Overview
- Status: Proposed
- Owner: Philippine Government
- Locale: Makati and Taguig, Metro Manila
- Termini: TBA (Guadalupe); TBA (UpTown Bonifacio);
- Stations: 2

Service
- Type: Automated guideway transit (AGT)
- Operator: Infracorp
- Daily ridership: 60,000–100,000 (projected)

History
- Commenced: TBD
- Planned opening: TBD

Technical
- Line length: 1.87 km (1.16 mi)
- Character: Elevated

= SkyTrain (Metro Manila) =

Proposed automated people mover in Metro Manila, Philippines

SkyTrain is a proposed automated people mover line meant to serve the city of Makati and Bonifacio Global City area in Taguig, Metro Manila. Originally scheduled for completion in 2021, as of March 2022, construction has yet to begin.

== History ==
=== Development ===
Infracorp Development Inc., a subsidiary of Alliance Global Group of Andrew Tan submitted an unsolicited proposal to build a people mover system which will link the Fort Bonifacio area in Taguig and the Guadalupe MRT station in Makati on October 26, 2017 to the Department of Transportation (DOTr). The proposal was officially endorsed by the DOTr in May 2018 and Infracorp was given "original proponent status" by the government agency.

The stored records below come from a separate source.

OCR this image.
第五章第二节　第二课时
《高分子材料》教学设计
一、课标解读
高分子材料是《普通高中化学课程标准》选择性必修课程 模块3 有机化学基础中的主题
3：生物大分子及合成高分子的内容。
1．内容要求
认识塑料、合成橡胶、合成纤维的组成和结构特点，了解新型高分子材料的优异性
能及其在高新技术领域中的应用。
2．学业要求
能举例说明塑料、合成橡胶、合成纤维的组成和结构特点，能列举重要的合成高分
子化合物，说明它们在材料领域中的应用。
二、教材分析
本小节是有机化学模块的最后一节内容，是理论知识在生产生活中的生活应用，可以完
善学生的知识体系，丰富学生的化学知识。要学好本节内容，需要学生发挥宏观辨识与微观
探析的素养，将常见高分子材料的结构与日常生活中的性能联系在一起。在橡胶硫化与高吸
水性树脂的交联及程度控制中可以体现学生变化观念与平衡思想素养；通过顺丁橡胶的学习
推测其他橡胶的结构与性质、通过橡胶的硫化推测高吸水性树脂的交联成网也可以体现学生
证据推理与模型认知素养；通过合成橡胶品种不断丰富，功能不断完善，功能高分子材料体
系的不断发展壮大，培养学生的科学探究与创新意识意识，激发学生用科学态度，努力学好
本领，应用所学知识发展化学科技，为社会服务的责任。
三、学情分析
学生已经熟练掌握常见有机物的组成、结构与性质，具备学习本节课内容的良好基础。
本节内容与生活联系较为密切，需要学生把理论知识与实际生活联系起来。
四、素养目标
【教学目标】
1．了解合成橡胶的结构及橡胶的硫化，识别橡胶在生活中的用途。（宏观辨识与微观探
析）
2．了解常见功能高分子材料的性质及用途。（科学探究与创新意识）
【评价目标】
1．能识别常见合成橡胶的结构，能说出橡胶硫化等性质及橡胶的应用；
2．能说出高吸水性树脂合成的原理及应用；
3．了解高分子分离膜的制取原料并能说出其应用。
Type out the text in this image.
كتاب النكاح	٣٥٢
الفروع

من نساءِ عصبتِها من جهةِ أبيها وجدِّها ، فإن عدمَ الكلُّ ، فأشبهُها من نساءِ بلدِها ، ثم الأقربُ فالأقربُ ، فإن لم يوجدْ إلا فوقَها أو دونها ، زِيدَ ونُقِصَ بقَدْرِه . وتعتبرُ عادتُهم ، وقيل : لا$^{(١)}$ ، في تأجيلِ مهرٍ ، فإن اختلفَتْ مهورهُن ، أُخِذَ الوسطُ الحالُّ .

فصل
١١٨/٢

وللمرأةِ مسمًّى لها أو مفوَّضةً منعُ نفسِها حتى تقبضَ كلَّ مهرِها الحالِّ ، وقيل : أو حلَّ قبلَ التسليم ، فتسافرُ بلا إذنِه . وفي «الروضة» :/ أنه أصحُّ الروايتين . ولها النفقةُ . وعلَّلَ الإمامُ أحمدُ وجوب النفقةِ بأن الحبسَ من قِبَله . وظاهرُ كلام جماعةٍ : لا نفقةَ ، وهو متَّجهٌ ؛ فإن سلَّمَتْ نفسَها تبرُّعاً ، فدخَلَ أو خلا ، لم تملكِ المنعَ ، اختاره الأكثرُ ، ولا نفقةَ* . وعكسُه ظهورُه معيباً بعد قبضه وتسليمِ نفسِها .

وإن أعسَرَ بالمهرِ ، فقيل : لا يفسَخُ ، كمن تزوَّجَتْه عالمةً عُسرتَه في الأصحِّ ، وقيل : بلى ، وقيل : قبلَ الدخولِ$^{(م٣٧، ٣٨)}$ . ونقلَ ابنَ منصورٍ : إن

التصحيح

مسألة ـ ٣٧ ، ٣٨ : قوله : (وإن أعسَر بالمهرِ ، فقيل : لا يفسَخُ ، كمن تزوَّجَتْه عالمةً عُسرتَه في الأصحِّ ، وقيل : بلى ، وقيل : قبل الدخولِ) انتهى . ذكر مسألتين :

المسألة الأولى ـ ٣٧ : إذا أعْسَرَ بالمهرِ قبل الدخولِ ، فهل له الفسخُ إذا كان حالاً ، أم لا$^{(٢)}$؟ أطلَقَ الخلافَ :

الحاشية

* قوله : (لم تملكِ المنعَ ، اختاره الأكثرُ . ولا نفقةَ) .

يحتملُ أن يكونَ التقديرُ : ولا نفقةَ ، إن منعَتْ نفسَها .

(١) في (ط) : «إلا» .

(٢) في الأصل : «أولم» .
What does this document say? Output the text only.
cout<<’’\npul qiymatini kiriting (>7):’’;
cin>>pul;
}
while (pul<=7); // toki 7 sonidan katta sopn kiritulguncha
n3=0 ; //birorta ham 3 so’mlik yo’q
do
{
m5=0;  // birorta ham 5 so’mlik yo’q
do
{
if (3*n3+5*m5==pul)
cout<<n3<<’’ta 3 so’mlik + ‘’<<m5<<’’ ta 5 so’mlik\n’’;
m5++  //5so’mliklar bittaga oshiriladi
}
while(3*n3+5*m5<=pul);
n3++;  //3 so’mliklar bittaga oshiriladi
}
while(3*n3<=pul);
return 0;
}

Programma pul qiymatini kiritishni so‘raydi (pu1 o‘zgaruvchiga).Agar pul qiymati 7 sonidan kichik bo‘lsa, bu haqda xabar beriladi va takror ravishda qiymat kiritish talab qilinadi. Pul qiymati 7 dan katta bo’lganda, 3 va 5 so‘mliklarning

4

Following the DOTr's endorsement, the proposal is subject to review by the Investment Coordination Committee of the National Economic and Development Authority Board.

After Infracorp was given "original proponent status" over the SkyTrain project, the firm began looking for an operations and maintenance partner, as well as the technology supplier. By June 2018, Infracorp has already received bids from firms based in Austria, China, France, and Japan. The company is set to make a decision regarding SkyTrain's operations and maintenance partner, and technology supplier by the end of 2018.

=== Construction ===
The construction of the SkyTrain is projected to cost and is set to commence within the first half of 2019. Infracorp will construct the people mover line for two years and plans to make the SkyTrain operational by the end of 2021. Upon its completion, the SkyTrain's ownership will be transferred to the Philippine government but Infracorp shall be the sole operator of the people mover.

== Technology ==
The SkyTrain will use an automated cable-propelled people mover technology. While it is described in the media as a 'monorail', cable-propelled people movers are not part of that transit type. Renderings show the trains to be nearly identical to the ones used in the Leitner-Poma Minimetro system installed in Miami International Airport’s E-Train.

== Stations ==
The people mover will have two stations one in the Guadalupe area in Makati and another at the Uptown Bonifacio in Bonifacio Global City, Taguig. The whole line will be about 1.87 km.

== Ridership ==
The rail line is projected to have 60,000 to 100,000 daily ridership.

== Possible expansion ==
There are plans to expand the proposed rail line that will run from the Guadalupe area in Makati to Uptown Bonifacio area in Taguig. Any additional stations shall be included in a second or third phase of construction.

In February 2018, it was reported that Ayala Corporation is considering a partnership with Infracorp. Ayala reportedly plans to extend the SkyTrain to the Makati Central Business District or up to the Manila Light Rail Transit System Line 1 (LRT-1). However at that time, Ayala has not started formal talks with Infracorp or its parent company, Alliance Global Inc regarding the SkyTrain project. The expansion could benefit Ayala Corp's Circuit Makati in Makati and Arca South in Taguig.